Meet You at Fictionwise

I’m pleased that Fictionwise is now carrying Cruising the Green of Second Avenue in addition to Wild Child Publishing. Thanks, Faith, for keeping the ball rolling.

Look for it at www.fictionwise.com. Simply key the title into the search engine at the top left of the site. You’ll even find an excerpt from “Frank Cassidy and the Canarsie Chick.” By the way, someone has figured out the book takes 100-141 minutes to read. Christmas is coming. Make a reader happy with a gift, and an author happy with a royalty.

Saturday, October 18, 2008

The Magic of Childhood

I left a mistaken impression on my blogsite recently that Written Word Magazine (http://www.writtenwordmag.com/) was nearing defunction.
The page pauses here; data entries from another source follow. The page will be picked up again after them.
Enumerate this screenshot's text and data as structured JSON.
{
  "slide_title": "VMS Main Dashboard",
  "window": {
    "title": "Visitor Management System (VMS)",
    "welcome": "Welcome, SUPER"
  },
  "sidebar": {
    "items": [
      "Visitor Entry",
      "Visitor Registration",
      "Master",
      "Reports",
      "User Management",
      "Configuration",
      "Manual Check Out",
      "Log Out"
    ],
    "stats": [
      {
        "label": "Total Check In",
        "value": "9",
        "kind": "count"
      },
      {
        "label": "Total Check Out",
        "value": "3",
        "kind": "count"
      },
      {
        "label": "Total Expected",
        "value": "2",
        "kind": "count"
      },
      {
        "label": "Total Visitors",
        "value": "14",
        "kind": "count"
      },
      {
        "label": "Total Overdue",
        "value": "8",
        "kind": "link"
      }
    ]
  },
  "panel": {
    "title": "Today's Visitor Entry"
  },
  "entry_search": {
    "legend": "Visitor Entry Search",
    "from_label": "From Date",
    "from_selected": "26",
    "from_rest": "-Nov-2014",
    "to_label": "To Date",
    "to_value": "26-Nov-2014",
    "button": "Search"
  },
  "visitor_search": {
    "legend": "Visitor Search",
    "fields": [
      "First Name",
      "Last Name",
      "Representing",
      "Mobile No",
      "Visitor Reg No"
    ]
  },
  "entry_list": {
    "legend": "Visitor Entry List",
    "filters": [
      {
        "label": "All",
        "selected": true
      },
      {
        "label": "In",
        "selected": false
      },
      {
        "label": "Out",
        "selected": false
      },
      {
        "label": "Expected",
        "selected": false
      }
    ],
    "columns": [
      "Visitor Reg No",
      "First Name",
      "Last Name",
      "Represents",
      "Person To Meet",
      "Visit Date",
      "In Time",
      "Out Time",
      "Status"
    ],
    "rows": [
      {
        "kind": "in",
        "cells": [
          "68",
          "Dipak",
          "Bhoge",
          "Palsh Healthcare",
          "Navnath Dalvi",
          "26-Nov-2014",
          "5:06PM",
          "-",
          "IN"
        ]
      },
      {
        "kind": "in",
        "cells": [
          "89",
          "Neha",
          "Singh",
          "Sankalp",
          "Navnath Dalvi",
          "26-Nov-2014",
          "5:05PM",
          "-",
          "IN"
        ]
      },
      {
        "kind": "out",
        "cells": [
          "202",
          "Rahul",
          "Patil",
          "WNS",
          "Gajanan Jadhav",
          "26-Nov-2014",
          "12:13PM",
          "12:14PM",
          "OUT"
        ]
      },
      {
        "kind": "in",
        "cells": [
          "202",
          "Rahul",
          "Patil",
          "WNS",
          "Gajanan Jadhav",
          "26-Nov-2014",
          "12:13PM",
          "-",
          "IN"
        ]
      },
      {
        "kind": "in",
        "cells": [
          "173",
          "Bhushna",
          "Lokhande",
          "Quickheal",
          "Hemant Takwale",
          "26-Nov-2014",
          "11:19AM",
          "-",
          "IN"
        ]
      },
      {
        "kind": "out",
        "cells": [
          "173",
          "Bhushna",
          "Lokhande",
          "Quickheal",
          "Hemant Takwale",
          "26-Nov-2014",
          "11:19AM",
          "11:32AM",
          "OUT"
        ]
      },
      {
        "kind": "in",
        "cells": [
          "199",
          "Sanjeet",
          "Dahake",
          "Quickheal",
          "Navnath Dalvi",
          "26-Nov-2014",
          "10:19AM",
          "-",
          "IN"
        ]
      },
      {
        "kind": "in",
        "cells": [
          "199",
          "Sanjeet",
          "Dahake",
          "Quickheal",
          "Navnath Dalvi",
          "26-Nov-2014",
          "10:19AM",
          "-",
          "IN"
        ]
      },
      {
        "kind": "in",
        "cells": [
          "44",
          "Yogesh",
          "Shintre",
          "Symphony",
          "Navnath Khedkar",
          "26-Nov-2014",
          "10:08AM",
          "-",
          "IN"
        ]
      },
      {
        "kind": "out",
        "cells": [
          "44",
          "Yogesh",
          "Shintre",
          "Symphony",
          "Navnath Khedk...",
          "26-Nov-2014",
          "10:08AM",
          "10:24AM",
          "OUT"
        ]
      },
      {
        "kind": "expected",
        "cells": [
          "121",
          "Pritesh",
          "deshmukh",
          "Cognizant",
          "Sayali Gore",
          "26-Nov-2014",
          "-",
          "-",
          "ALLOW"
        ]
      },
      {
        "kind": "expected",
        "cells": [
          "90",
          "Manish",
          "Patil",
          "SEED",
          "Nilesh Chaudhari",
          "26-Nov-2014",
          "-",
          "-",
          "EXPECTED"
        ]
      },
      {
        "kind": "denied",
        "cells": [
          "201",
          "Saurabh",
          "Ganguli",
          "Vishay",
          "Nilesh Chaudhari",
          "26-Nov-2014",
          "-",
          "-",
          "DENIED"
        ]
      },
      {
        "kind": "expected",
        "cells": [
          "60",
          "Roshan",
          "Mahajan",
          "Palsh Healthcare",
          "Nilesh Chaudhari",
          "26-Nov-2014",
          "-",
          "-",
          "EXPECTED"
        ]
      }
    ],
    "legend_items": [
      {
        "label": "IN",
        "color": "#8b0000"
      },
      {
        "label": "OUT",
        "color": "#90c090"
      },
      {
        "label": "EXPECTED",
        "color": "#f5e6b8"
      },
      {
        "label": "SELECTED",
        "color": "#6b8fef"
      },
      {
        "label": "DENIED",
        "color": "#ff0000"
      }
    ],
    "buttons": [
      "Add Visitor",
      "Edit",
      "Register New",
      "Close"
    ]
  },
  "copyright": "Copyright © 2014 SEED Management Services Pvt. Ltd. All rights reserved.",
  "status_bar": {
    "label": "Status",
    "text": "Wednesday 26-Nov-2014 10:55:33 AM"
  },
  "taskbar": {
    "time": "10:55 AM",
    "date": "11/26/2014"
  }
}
It’s very much alive, but its Web site was functioning oddly on my PC. I’d wait interminably, wanting to go out for a long walk or a short beer, until the graphics loaded. But—huzzah!—there in its archived June 2008 issue was “The Wishing Pool.”

This has been one of my favorite stories, written in January of ’06. Why? My childhood days were ominous, filled with omens, portents and symbols. The child matures when the signs come together. I put together a few of these signs and secret codes in “The Wishing Pool.” I’m happy, not only for the sale, but because the youngsters in the story nibbled at my heart. Perhaps I once was “Otto,” making bets on when the first snowfall would close school and wondering when my father would come home from his business travels.

My own childhood days in a small Oregon town were filled with tokens as powerful as having a Lone Ranger pistol ring. They were as mysterious as the X-ray machine at the shoe store where we watched our toes wiggle while the salesman sought out our Buster Browns. We believed in 1947 that the dead cat we found in the bushes had died violently. Why else would its mouth have turned into that horrible rictus? It was poisoned—and this was our nexus of fear: To touch it would be death for us too.

We were in awe of tramps, like the one who reputedly lived in the willow grove by the Northern Pacific tracks and carried a shotgun loaded with bacon rind. Yes, bacon rind, my brother, Chuck, explained: This was so he wouldn’t actually kill you when you were shot for intruding. We knew tramps left secret messages on our houses, messages hidden so carefully that only other gypsy tramp initiates could tell whether this house or that one would offer a welcome.

Every event, every glance, every crack in the sidewalk was filled with meaning. Dogma was established by my friends in second grade. “If you step on a crack, you’ll break your mother’s back.” And, there was World War II revisionism, “No, no, if you step on a crack you’ll break Tojo’s back!” And each of us guaranteed a little good luck by stamping on a Lucky Strike pack.

Oh, and in regard to “The Wishing Pool,” sometimes kids know everything and understand very little. You know this. You were a kid once, weren’t you?